The nearest named color in three reference sources, ranked by perceptual distance (ΔE76 in CIELAB). ΔE < 1 is imperceptible to most viewers; ΔE > 10 is clearly different. When two sources point to the same hex they’re merged into one tile; click any to open that color’s page.

Variations

Click any swatch to explore

Harmonies

Accessibility

Color-vision simulation

How this color appears to viewers with the four major color-vision-deficiency types. Computed via the Machado (2009) physiologically-based model.
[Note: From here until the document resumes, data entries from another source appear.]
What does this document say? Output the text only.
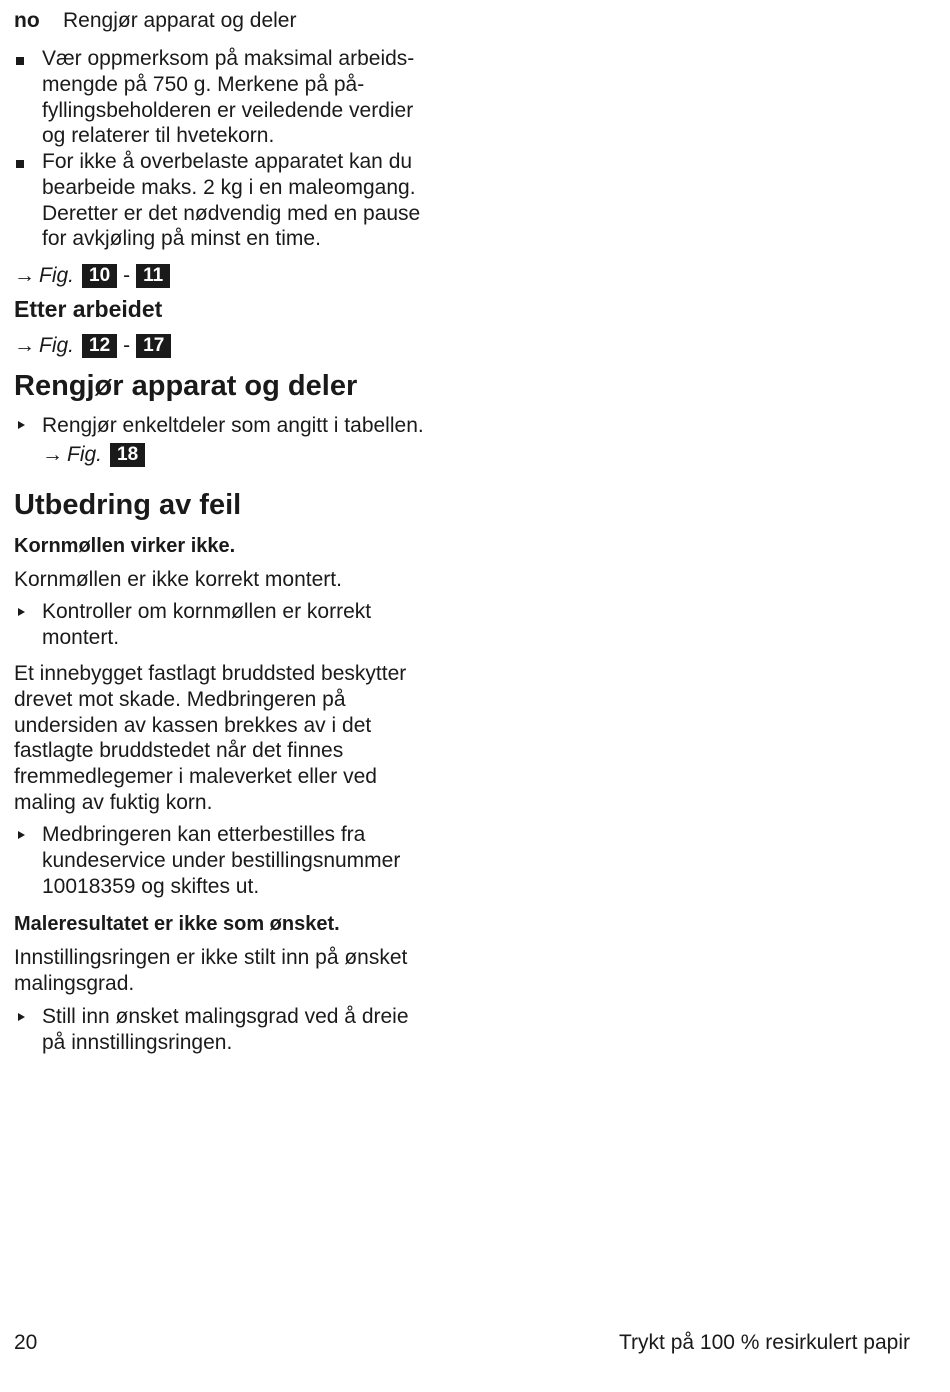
no	Rengjør apparat og deler
Vær oppmerksom på maksimal arbeids-
mengde på 750 g. Merkene på på-
fyllingsbeholderen er veiledende verdier
og relaterer til hvetekorn.
For ikke å overbelaste apparatet kan du
bearbeide maks. 2 kg i en maleomgang.
Deretter er det nødvendig med en pause
for avkjøling på minst en time.
→ Fig. 10 - 11
Etter arbeidet
→ Fig. 12 - 17
Rengjør apparat og deler
Rengjør enkeltdeler som angitt i tabellen.
→ Fig. 18
Utbedring av feil
Kornmøllen virker ikke.
Kornmøllen er ikke korrekt montert.
Kontroller om kornmøllen er korrekt
montert.
Et innebygget fastlagt bruddsted beskytter
drevet mot skade. Medbringeren på
undersiden av kassen brekkes av i det
fastlagte bruddstedet når det finnes
fremmedlegemer i maleverket eller ved
maling av fuktig korn.
Medbringeren kan etterbestilles fra
kundeservice under bestillingsnummer
10018359 og skiftes ut.
Maleresultatet er ikke som ønsket.
Innstillingsringen er ikke stilt inn på ønsket
malingsgrad.
Still inn ønsket malingsgrad ved å dreie
på innstillingsringen.
20	Trykt på 100 % resirkulert papir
If a tile matches the original, the color reads the same to that viewer.

#ad1923
Original
#4b4421
Protanopia
#6f631c
Deuteranopia
#bf001f
Tritanopia
#393939
Achromatopsia
WCAG contrast

The color used as foreground text against pure white and pure black, with the contrast ratio and WCAG 2.1 grade. Aim for AA (4.5:1) for body text and AA Large (3:1) for 18 pt+ headlines; AAA (7:1) is the gold standard for long-form reading surfaces.

The quick brown foxSample body text at normal size. The wcag minimum for body contrast is 4.5:1 (AA) or 7:1 (AAA).
AAAon White
7.14:1
The quick brown foxSample body text at normal size. The wcag minimum for body contrast is 4.5:1 (AA) or 7:1 (AAA).